Statistical methods, data reporting and analysis

Once the validity of the database is double-checked, descriptive analyses will be carried out for each treatment option (observation, CROS hearing aids, bone conduction device, cochlear implant). Quantitative variables will be described as means, standard deviations, and percentile distribution. The number and proportion of subjects will be used to describe categorical data.

Regarding the randomised controlled trial phase comparing CI versus observation, the analysis will be conducted on all subjects who were randomised on an intention-to-treat basis. For each outcome (quality of life, hearing performances indicators), the value measured at 6 months will be compared between the two groups using bivariate analyses (Student’s T test or Wilcoxon rank sum tests) and linear regressions adjusted for the baseline value.

For each intervention, we will assess the associations between changes in hearing performances and changes in quality of life. Data will be presented according to the Consolidated Standards of Reporting Trials (CONSORT) Statement [47, 48].

In order to test the robustness of the ICUR, deterministic and probabilistic sensitivity analyses will be conducted.

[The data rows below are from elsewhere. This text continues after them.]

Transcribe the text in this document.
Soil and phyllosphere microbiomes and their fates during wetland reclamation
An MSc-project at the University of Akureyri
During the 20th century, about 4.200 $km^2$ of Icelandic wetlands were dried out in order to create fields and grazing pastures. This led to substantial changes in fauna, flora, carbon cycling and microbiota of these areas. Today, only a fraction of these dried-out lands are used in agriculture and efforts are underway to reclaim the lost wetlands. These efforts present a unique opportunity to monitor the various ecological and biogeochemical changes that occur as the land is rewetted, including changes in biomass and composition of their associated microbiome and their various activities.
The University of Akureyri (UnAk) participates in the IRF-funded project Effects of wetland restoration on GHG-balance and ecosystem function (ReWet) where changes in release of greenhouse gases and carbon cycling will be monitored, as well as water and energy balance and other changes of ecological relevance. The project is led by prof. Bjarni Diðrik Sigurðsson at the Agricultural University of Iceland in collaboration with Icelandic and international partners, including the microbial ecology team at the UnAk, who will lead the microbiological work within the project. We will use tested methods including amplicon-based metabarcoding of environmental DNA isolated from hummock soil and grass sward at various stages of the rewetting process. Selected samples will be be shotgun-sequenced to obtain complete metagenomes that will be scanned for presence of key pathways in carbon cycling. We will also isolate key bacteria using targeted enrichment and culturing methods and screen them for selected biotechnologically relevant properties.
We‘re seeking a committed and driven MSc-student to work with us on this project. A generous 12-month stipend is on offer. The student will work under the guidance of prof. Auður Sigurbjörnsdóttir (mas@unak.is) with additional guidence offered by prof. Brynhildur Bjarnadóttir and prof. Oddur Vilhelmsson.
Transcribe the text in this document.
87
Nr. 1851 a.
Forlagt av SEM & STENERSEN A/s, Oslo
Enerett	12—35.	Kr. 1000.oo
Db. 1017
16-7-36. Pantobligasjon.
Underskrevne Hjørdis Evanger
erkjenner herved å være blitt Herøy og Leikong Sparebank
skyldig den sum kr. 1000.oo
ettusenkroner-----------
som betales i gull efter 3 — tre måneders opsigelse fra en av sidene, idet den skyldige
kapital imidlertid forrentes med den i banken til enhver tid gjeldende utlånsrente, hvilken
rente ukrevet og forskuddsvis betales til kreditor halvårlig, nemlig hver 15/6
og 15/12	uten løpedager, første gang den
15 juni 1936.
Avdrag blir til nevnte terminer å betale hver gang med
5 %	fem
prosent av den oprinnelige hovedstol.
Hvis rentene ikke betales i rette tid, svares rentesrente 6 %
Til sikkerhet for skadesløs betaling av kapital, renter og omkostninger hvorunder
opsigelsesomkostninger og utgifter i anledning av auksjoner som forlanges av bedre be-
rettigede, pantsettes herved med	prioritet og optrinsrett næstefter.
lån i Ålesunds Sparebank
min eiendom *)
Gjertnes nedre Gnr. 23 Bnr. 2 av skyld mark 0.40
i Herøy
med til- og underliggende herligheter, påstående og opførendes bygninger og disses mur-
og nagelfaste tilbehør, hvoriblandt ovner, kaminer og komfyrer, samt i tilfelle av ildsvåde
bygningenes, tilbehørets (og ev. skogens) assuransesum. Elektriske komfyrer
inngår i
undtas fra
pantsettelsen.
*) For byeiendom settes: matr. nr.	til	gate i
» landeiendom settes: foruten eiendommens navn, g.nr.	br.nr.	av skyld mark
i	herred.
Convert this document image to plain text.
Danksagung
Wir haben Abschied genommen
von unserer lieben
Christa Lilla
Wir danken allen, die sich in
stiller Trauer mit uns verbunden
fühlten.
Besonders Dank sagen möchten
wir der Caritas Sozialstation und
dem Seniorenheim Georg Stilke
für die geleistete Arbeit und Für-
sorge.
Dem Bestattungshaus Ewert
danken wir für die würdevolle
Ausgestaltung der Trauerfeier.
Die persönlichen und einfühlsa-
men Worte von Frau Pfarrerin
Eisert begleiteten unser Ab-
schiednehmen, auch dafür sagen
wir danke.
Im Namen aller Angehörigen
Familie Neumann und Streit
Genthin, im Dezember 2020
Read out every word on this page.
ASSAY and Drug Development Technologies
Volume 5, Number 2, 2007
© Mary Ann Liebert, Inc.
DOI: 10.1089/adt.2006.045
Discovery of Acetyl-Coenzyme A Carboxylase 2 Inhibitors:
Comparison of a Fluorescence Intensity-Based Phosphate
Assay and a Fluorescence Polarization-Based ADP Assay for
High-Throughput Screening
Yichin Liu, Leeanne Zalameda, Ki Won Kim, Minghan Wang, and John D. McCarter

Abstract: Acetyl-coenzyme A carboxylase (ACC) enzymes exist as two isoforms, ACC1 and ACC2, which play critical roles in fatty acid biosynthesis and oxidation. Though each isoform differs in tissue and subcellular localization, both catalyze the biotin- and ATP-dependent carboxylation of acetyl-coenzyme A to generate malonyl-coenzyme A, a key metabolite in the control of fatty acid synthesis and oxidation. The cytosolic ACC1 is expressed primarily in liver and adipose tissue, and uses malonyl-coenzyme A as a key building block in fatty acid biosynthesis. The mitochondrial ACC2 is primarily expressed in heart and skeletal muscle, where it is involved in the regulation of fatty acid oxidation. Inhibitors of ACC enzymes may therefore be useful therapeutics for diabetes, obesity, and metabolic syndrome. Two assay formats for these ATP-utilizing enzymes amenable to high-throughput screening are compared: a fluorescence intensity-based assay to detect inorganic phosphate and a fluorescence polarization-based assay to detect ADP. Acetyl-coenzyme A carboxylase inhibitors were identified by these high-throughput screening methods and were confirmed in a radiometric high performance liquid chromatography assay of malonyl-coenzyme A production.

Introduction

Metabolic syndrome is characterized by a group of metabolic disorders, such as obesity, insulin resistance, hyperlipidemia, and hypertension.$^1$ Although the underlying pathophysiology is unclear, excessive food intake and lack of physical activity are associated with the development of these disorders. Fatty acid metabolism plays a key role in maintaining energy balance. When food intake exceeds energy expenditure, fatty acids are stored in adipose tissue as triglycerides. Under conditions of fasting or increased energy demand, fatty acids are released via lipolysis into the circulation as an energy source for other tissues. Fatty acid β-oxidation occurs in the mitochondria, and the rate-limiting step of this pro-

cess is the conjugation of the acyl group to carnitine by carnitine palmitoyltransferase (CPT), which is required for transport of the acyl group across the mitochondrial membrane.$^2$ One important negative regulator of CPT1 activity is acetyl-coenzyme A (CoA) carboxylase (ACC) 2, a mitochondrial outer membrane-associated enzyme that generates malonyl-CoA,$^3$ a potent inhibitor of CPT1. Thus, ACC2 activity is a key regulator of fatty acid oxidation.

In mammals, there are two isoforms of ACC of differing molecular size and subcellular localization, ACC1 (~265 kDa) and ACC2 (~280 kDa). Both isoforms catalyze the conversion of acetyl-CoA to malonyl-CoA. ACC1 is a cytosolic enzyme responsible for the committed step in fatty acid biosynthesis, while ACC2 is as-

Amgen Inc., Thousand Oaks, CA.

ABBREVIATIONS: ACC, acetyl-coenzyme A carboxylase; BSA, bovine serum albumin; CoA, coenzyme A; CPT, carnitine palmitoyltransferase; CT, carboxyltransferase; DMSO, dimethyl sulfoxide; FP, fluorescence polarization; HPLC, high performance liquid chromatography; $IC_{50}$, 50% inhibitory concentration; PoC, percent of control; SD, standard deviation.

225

As part of the sensitivity analysis, we will determine the robustness of the results by testing the impact on the outcome of the variation of different cost and utility parameters [40]. Probabilistic sensitivity analysis, performed using the non-parametric bootstrap method, identified the uncertainty around the ICUR by estimating its confidence interval [49]. Moreover, a Cost-Utility Acceptability Curve (CUAC) will be built to summarise the impact of uncertainty on the ICUR in relation to possible values of the cost-effectiveness threshold [50].